Мальчик с отцом третий день находился в поезде.
Мимо в облаках горячей пыли, выбеленная солнцем, как известью, летела Россия, поля и степи, города и села. По дорогам тянулись обозы, грузно сворачивая с дороги к переездам, и с бешено несущегося поезда казалось, что возы стоят не двигаясь, а лошади подымают и опускают ноги на одном месте.
На больших остановках пассажиры как угорелые бегом бросались в буфет, и садящееся солнце из-за деревьев станционного сада освещало их ноги и светило под колеса вагонов.
Все движения на свете в отдельности были рассчитанно-трезвы, а в общей сложности безотчетно пьяны общим потоком жизни, который объединял их.
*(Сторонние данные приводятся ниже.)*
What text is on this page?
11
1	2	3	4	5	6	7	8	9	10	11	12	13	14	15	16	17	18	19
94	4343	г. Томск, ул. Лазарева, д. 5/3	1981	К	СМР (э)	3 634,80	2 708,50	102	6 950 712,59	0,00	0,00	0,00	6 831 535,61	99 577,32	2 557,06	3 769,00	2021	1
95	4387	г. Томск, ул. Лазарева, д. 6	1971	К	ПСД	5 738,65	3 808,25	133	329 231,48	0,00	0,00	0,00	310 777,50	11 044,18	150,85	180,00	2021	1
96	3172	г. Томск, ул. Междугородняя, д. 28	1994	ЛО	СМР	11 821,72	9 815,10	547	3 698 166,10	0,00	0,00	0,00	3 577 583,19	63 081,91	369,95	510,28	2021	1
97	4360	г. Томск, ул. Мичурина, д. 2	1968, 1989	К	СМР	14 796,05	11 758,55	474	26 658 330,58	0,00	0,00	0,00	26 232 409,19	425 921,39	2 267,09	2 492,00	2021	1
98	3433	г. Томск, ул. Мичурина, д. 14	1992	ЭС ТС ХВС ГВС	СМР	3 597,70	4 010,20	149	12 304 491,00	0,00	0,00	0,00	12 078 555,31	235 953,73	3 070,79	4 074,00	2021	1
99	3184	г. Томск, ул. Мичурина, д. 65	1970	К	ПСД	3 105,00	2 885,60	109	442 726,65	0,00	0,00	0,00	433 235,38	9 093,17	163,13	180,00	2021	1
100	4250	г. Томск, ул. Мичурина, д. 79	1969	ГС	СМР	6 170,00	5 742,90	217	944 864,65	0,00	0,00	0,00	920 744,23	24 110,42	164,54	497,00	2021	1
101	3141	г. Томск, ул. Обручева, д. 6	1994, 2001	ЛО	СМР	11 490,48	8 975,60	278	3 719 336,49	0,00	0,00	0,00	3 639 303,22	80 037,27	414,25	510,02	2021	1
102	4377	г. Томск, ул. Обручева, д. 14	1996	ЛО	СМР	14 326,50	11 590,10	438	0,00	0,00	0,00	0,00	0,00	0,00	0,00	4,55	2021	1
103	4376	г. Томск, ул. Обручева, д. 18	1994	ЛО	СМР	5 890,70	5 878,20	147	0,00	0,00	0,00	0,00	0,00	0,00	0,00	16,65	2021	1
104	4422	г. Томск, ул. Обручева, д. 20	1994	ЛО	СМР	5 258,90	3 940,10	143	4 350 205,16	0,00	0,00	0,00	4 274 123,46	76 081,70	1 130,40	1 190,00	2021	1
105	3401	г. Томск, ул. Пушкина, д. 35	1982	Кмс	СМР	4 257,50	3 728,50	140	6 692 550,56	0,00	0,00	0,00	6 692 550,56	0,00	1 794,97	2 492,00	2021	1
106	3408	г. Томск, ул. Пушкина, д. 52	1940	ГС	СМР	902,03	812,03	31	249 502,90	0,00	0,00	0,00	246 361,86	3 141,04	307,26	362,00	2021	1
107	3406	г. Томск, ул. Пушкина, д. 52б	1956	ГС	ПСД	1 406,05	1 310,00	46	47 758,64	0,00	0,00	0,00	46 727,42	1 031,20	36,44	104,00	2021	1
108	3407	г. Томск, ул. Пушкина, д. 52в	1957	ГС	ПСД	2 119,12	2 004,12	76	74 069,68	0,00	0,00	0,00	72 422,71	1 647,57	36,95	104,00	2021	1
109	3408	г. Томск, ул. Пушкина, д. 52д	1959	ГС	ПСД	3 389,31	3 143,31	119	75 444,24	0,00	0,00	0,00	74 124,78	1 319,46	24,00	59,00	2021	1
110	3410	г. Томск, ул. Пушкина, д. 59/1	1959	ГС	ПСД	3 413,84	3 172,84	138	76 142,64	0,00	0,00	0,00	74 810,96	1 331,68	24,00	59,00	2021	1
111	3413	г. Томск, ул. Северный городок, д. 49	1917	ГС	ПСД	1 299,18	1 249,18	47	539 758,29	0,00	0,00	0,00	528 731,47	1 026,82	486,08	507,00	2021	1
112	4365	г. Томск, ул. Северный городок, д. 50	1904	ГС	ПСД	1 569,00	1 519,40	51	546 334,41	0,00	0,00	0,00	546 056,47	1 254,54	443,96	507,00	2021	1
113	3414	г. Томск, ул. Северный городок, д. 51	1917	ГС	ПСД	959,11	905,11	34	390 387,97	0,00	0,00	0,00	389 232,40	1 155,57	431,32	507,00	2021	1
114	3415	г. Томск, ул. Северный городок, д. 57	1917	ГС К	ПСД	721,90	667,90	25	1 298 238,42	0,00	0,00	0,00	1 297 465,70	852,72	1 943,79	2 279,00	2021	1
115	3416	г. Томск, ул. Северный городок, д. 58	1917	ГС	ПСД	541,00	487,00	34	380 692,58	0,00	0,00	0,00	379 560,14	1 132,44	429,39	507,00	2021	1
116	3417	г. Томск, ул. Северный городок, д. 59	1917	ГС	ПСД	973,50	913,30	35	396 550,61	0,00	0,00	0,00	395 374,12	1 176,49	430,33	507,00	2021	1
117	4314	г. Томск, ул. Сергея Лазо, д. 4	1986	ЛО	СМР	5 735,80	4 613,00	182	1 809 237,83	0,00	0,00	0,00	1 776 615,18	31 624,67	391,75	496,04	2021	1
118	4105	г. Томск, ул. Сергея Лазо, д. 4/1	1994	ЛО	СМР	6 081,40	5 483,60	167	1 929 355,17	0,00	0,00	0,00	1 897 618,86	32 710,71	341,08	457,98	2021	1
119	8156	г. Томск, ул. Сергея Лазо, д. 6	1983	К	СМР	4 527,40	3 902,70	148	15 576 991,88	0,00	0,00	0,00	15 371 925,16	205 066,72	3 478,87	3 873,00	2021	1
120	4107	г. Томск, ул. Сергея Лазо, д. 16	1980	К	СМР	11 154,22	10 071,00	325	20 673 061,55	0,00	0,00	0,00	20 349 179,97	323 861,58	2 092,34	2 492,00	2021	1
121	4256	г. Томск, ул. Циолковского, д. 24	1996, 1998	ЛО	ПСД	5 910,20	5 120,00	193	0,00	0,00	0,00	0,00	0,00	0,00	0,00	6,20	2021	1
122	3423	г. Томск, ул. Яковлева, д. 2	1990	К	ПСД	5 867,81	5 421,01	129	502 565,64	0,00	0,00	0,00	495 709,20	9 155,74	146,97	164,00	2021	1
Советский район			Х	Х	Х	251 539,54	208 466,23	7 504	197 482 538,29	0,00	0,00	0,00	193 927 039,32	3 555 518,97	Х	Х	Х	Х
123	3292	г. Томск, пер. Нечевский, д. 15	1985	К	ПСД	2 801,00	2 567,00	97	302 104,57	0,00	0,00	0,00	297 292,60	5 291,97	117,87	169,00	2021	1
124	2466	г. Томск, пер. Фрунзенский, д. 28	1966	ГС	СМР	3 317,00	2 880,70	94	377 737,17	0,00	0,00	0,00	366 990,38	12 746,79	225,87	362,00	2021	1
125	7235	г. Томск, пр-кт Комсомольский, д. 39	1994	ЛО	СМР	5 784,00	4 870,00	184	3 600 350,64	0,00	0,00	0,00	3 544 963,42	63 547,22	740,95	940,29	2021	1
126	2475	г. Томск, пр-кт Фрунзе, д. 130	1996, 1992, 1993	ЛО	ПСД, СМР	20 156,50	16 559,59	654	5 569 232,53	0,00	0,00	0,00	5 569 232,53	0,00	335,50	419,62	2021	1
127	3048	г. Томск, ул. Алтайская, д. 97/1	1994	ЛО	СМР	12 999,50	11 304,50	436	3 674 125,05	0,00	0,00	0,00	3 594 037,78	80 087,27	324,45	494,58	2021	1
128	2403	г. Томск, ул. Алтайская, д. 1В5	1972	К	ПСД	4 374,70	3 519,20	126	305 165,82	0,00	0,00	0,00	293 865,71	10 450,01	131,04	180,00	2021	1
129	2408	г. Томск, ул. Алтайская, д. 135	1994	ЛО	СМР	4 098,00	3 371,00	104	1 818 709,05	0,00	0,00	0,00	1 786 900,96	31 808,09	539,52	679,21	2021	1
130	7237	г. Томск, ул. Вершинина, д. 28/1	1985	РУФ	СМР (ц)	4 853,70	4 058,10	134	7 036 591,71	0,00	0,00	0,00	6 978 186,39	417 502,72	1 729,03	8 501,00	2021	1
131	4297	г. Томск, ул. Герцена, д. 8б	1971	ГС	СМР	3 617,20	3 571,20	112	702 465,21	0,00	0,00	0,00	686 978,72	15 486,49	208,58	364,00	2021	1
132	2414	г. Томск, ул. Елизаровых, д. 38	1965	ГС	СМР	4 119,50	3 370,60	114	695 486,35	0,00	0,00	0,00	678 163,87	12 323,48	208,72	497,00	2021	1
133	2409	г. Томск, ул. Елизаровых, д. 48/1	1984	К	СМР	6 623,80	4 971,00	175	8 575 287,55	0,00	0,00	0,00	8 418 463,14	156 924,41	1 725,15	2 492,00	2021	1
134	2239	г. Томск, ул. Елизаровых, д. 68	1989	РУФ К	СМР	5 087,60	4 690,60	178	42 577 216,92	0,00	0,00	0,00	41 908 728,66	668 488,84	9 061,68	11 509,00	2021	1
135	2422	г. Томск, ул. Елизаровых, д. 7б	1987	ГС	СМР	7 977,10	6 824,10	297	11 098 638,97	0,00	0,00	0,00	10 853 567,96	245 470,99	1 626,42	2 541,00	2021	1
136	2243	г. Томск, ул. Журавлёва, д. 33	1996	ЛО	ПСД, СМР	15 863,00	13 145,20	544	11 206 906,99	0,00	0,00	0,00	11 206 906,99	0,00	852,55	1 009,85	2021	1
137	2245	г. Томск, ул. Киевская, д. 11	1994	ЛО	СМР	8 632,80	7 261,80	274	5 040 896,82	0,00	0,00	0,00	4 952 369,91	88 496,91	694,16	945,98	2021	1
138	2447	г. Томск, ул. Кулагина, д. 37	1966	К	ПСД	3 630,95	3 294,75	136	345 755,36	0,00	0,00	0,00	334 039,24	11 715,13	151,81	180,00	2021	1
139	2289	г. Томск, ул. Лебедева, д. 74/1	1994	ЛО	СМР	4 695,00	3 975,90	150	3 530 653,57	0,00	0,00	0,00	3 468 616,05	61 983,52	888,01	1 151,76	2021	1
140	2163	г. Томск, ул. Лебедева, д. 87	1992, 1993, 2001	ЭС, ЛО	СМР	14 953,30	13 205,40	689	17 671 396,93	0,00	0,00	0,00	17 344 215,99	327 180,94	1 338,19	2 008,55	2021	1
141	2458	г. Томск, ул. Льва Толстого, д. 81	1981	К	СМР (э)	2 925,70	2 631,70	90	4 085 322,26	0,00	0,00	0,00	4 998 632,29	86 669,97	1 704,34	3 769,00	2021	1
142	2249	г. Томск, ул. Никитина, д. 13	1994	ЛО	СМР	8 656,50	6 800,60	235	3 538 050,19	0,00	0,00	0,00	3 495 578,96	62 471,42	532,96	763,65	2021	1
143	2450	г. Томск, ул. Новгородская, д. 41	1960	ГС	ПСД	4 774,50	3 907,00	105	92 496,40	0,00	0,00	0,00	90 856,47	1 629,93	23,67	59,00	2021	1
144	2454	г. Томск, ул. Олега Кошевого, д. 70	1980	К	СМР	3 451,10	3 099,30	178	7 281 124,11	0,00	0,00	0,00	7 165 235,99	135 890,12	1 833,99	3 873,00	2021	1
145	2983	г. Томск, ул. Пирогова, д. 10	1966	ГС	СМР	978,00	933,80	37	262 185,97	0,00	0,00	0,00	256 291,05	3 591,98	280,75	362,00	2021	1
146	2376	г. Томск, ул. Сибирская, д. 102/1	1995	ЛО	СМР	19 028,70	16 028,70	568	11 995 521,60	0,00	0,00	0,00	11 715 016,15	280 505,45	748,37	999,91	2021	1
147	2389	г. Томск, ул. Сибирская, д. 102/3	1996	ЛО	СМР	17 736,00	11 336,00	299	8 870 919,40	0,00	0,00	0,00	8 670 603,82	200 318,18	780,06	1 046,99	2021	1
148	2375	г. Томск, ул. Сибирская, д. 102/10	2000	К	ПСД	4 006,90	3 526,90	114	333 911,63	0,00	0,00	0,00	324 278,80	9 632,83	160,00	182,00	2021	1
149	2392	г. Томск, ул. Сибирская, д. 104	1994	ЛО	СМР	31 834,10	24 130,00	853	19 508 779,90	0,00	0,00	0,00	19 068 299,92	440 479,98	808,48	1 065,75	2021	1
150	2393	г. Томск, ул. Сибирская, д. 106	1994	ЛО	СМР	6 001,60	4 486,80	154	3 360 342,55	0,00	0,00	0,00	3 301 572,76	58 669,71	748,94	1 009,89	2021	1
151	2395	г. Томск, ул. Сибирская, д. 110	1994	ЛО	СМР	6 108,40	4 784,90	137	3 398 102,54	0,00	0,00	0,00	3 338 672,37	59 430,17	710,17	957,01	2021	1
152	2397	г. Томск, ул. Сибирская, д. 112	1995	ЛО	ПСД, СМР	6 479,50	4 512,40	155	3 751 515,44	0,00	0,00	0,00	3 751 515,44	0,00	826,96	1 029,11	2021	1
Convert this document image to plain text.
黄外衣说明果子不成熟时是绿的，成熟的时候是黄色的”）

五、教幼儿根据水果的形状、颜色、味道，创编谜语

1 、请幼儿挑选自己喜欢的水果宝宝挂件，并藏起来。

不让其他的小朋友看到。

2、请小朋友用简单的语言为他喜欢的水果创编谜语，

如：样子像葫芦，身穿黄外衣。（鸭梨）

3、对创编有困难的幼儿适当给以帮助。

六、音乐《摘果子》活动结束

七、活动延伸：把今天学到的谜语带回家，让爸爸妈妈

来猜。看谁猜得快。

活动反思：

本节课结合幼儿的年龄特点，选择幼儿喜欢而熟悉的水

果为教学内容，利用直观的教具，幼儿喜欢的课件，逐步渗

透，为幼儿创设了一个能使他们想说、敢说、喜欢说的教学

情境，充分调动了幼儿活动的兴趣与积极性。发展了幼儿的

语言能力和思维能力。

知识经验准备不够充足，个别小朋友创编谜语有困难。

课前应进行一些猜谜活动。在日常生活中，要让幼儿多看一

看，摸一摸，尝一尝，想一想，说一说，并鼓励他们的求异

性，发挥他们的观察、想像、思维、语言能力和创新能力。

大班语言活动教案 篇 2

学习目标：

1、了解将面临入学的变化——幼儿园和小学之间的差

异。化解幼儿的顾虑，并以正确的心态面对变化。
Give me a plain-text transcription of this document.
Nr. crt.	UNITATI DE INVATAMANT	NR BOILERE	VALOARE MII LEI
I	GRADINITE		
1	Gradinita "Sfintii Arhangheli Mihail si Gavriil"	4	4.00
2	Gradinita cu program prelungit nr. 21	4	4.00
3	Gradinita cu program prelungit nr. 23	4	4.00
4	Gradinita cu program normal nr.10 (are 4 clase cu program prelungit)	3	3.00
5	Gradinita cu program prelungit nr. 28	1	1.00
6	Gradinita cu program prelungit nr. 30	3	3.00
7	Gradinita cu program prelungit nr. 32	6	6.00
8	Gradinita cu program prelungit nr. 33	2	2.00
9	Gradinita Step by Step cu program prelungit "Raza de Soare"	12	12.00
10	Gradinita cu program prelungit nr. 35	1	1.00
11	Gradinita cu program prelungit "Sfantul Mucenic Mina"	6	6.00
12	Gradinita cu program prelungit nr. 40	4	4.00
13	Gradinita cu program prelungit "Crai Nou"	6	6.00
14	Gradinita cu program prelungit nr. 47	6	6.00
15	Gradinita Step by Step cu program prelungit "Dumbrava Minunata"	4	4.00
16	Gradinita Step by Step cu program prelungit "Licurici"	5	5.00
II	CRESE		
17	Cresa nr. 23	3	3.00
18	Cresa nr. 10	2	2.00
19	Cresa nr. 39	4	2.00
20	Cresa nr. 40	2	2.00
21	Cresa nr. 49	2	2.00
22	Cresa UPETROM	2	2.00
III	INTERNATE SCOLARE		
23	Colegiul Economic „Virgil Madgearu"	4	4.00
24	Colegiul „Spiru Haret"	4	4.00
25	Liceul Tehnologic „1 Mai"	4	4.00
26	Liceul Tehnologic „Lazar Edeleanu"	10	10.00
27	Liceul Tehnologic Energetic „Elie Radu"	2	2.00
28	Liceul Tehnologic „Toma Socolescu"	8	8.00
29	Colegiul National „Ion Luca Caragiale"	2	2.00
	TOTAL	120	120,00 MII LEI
Люди трудились и хлопотали, приводимые в движение механизмом собственных забот.
Но механизмы не действовали бы, если бы главным их регулятором не было чувство высшей и краеугольной беззаботности. Эту беззаботность придавало ощущение связности человеческих существований, уверенность в их переходе одного в другое, чувство счастья по поводу того, что все происходящее совершается не только на земле, в которую закапывают мертвых, а еще в чем-то другом, в том, что одни называют царством Божиим, а другие историей, а третьи еще как-нибудь.